Coq au Vin with Homemade Mashed Potatoes
Steps
- 1
The day before: Peel, wash, and thinly slice the carrots into rounds. Slice the onions and remove the germ from the garlic cloves. Place half of these ingredients in a large dish, add the coq pieces, then top with the remaining vegetables.
- 2
Pour in the wine, a splash of cognac, bay leaf, thyme, parsley, salt, and pepper. Drizzle with a thin layer of oil and cover tightly. Marinate for at least 12 hours, turning the pieces occasionally.
- 3
The next day, drain and pat dry the coq pieces. Strain the marinade and bring it to a boil, skimming off any foam. Brown the coq pieces on all sides, starting with the skin side down, in a mixture of butter and oil. Remove and set aside.
- 4
Add the aromatic vegetables from the marinade to the pot and sauté. Return the coq pieces, degrease if needed, and flambé with cognac. Add the marinade and let it reduce.

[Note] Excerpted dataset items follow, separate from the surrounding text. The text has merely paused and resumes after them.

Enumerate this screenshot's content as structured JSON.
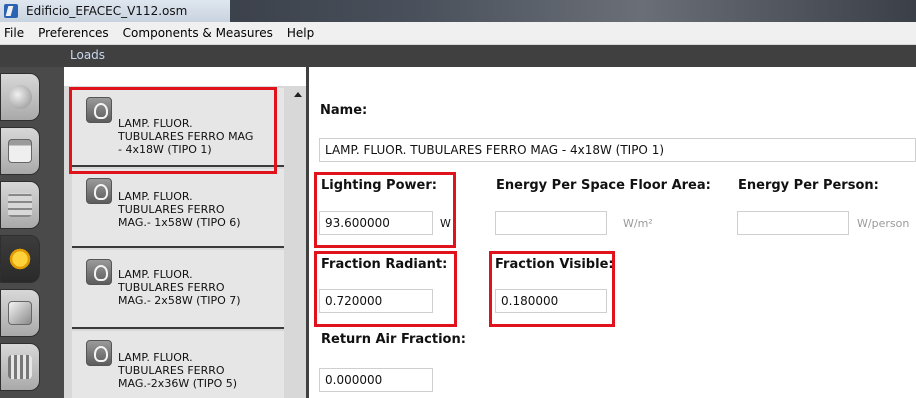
{
  "window": {
    "title": "Edificio_EFACEC_V112.osm"
  },
  "menu": {
    "items": [
      "File",
      "Preferences",
      "Components & Measures",
      "Help"
    ]
  },
  "section": {
    "title": "Loads"
  },
  "loads": {
    "items": [
      {
        "label": "LAMP. FLUOR.\nTUBULARES FERRO MAG\n- 4x18W (TIPO 1)",
        "selected": true
      },
      {
        "label": "LAMP. FLUOR.\nTUBULARES FERRO\nMAG.- 1x58W (TIPO 6)",
        "selected": false
      },
      {
        "label": "LAMP. FLUOR.\nTUBULARES FERRO\nMAG.- 2x58W (TIPO 7)",
        "selected": false
      },
      {
        "label": "LAMP. FLUOR.\nTUBULARES FERRO\nMAG.-2x36W (TIPO 5)",
        "selected": false
      }
    ]
  },
  "props": {
    "name_label": "Name:",
    "name_value": "LAMP. FLUOR. TUBULARES FERRO MAG - 4x18W (TIPO 1)",
    "lighting_power_label": "Lighting Power:",
    "lighting_power_value": "93.600000",
    "lighting_power_unit": "W",
    "energy_area_label": "Energy Per Space Floor Area:",
    "energy_area_value": "",
    "energy_area_unit": "W/m²",
    "energy_person_label": "Energy Per Person:",
    "energy_person_value": "",
    "energy_person_unit": "W/person",
    "fraction_radiant_label": "Fraction Radiant:",
    "fraction_radiant_value": "0.720000",
    "fraction_visible_label": "Fraction Visible:",
    "fraction_visible_value": "0.180000",
    "return_air_label": "Return Air Fraction:",
    "return_air_value": "0.000000"
  },
  "colors": {
    "highlight": "#e0121b",
    "dark": "#404040",
    "loads_label": "#c8d7ef"
  }
}
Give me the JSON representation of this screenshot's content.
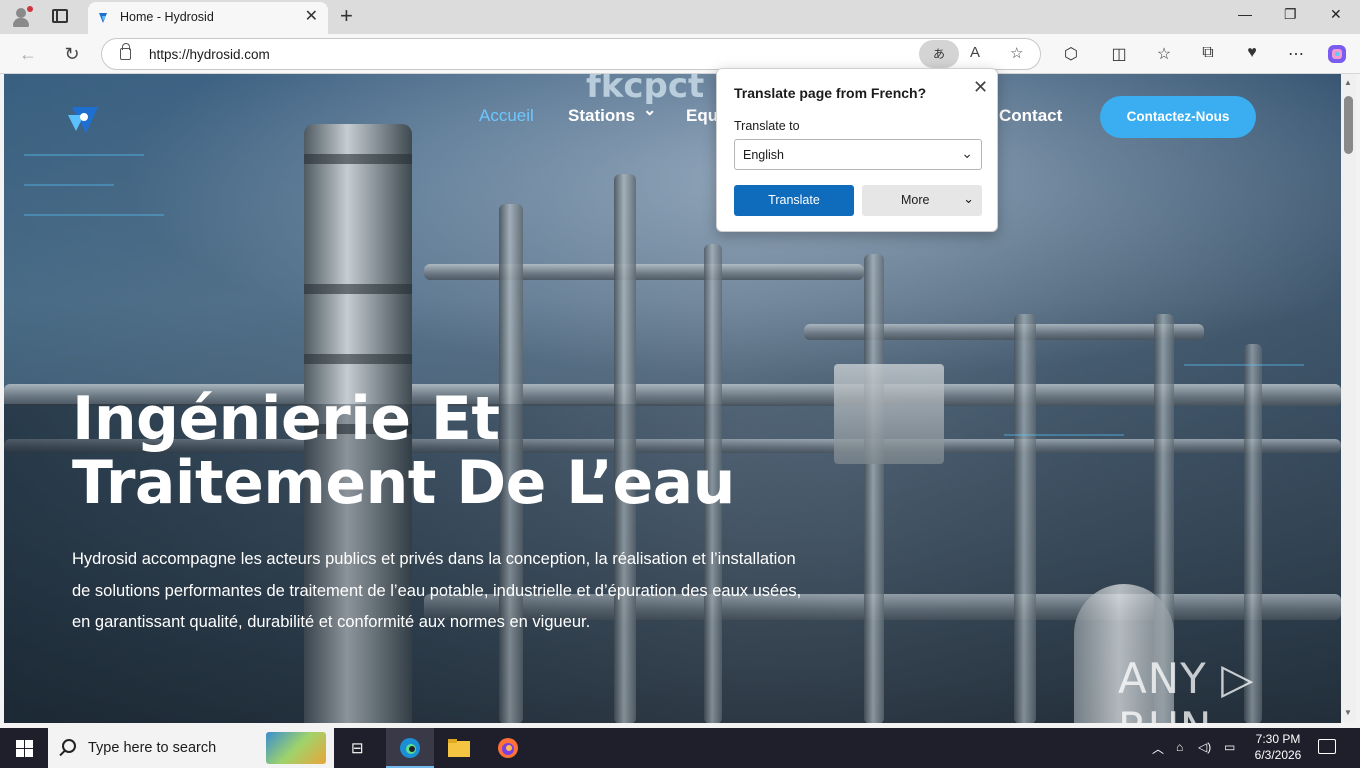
{
  "browser": {
    "tab_title": "Home - Hydrosid",
    "url": "https://hydrosid.com",
    "translate_pill": "あ",
    "win_minimize": "—",
    "win_restore": "❐",
    "win_close": "✕",
    "new_tab": "+",
    "tab_close": "✕"
  },
  "site": {
    "nav": {
      "home": "Accueil",
      "stations": "Stations",
      "stations_chevron": "⌄",
      "equipment": "Equ",
      "contact": "Contact",
      "bg_sign": "fkcpct"
    },
    "cta": "Contactez-Nous",
    "hero_title": "Ingénierie Et Traitement De L’eau",
    "hero_text": "Hydrosid accompagne les acteurs publics et privés dans la conception, la réalisation et l’installation de solutions performantes de traitement de l’eau potable, industrielle et d’épuration des eaux usées, en garantissant qualité, durabilité et conformité aux normes en vigueur.",
    "accent_color": "#3aaef0"
  },
  "translate_popup": {
    "title": "Translate page from French?",
    "label": "Translate to",
    "selected_language": "English",
    "translate_button": "Translate",
    "more_button": "More",
    "primary_color": "#0f6cbd"
  },
  "watermark": "ANY ▷ RUN",
  "taskbar": {
    "search_placeholder": "Type here to search",
    "time": "7:30 PM",
    "date": "6/3/2026"
  }
}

Pour in the chicken stock and season to taste.
- 5
Simmer for 1 1/2 to 2 1/2 hours, depending on the age of the coq. Cook slowly and steadily, adding more chicken stock if the sauce reduces too much.
- 6
Slowly cook the pearl onions in butter until glazed. Brown the bacon or pancetta, drain excess fat, and set aside. Clean and slice the mushrooms, then sauté them in the bacon fat. Chop the parsley.
- 7
Check that the coq is cooked through. Remove the pieces, skim the fat from the sauce, and check the thickness (reduce further if needed). Return the coq, bacon, mushrooms, and pearl onions to the pot. Simmer everything together for 20 minutes and serve hot.